Perhaps most surprising is the method of presentation, which does not follow standard encyclopedia format (alphabetical listing by topic) but consists of chapters. The result is a narrative, not a reference book, leading to some oddities. The volume includes chapters on chemistry and alchemy, on Israeli theater and cinema, and on solar energy. But Islam is covered in just two chapters and the region's entire 5,000-year history receives just eight. Then, because of the peculiar conceptualization and arrangement, many important matters are simply absent.
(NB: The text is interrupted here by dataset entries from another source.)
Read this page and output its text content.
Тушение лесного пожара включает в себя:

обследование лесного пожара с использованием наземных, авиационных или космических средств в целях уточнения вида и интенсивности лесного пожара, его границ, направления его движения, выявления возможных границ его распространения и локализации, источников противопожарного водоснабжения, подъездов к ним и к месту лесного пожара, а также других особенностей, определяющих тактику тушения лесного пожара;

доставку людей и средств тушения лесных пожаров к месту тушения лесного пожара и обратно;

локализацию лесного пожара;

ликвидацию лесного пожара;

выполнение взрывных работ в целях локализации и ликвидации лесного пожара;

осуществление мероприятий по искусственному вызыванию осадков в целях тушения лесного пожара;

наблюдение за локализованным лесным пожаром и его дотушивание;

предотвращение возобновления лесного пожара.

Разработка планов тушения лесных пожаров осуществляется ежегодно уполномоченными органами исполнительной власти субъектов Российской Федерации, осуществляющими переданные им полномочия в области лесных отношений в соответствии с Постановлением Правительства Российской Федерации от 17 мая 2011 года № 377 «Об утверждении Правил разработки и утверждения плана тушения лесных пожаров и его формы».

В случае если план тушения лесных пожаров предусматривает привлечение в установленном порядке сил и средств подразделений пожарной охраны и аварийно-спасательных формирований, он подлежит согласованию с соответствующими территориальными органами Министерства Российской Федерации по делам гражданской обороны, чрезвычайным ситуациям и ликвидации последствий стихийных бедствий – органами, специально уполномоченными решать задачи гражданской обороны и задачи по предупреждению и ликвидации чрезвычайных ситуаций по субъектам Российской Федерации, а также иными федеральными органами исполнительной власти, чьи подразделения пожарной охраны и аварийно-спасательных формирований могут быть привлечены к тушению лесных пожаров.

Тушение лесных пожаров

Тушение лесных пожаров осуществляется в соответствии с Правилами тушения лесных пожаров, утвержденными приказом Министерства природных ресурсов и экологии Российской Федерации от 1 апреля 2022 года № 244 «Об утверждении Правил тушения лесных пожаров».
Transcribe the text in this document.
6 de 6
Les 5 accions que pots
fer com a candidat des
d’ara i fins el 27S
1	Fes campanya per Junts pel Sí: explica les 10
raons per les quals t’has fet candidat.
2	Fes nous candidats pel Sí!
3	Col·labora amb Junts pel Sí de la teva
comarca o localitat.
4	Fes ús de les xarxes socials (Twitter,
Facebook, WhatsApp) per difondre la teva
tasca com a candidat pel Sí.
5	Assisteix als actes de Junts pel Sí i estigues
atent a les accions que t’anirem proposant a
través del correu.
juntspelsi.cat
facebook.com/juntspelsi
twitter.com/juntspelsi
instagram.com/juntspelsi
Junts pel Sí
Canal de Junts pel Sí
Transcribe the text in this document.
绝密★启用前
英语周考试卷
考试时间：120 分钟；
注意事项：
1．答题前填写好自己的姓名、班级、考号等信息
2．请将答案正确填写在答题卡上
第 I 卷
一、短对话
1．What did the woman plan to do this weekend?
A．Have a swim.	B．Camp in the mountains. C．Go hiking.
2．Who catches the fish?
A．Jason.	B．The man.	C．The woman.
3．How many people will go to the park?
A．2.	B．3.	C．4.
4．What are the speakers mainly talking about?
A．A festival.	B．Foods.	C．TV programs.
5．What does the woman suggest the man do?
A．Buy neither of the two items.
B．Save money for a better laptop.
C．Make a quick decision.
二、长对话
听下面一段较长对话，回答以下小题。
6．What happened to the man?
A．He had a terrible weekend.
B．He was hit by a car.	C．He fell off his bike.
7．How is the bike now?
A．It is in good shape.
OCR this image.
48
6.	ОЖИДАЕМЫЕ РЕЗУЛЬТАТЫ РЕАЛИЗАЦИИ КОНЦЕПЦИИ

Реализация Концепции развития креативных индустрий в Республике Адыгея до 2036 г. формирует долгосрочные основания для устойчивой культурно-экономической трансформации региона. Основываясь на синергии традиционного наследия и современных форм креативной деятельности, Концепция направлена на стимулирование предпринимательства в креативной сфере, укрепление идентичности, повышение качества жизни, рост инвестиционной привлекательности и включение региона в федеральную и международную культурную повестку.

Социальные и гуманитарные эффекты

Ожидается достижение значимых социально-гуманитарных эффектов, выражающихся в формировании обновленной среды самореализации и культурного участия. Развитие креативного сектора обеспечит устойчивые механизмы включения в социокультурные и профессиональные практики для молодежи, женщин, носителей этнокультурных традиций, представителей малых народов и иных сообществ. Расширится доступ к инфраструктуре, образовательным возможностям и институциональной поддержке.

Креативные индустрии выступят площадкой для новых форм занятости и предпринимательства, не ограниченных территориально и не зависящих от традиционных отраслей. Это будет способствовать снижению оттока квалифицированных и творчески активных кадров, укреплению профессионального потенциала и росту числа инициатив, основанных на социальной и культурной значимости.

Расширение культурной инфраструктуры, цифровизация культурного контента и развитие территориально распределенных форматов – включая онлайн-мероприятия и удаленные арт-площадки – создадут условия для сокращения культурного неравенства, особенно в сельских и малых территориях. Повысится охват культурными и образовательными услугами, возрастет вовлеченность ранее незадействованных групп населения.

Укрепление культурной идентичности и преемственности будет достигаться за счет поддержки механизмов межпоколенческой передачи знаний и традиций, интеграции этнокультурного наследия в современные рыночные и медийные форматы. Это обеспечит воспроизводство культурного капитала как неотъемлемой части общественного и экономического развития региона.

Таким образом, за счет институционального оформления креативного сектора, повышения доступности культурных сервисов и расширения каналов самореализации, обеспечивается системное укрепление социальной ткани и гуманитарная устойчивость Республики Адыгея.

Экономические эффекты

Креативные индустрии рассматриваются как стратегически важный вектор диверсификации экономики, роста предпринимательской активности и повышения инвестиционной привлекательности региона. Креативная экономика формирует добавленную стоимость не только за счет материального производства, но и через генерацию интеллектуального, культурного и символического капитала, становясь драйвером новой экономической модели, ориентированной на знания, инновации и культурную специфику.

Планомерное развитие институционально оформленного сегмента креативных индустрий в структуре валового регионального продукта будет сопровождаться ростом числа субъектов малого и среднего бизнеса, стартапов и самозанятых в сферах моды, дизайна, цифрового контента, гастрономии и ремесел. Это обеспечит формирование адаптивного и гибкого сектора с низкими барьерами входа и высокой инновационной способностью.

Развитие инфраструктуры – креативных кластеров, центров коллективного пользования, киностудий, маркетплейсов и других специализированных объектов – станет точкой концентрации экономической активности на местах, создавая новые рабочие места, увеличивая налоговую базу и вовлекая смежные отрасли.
A search through the index found this random list of topics missing: the Dome of the Rock, Jalal ad-Din Rumi, Marrakesh, Lake Van, Edmund Allenby, King Faysal of Iraq, the Biltmore Program, Nagib Nahfouz, and 'Ali Akbar Hashemi-Rafsanjani. There are other lacunae too: the listing of "peoples without a country" omits Berbers; tourism does not merit a mention; and so forth.
Obviously, The Cambridge Encyclopedia hardly substitutes for the massive Encyclopedia of Islam, but it also rates poorly when compared with the modest but indispensable 1974 Political Dictionary of the Middle East in the 20th Century (edited by Yaacov Shimoni and Evyatar Levine).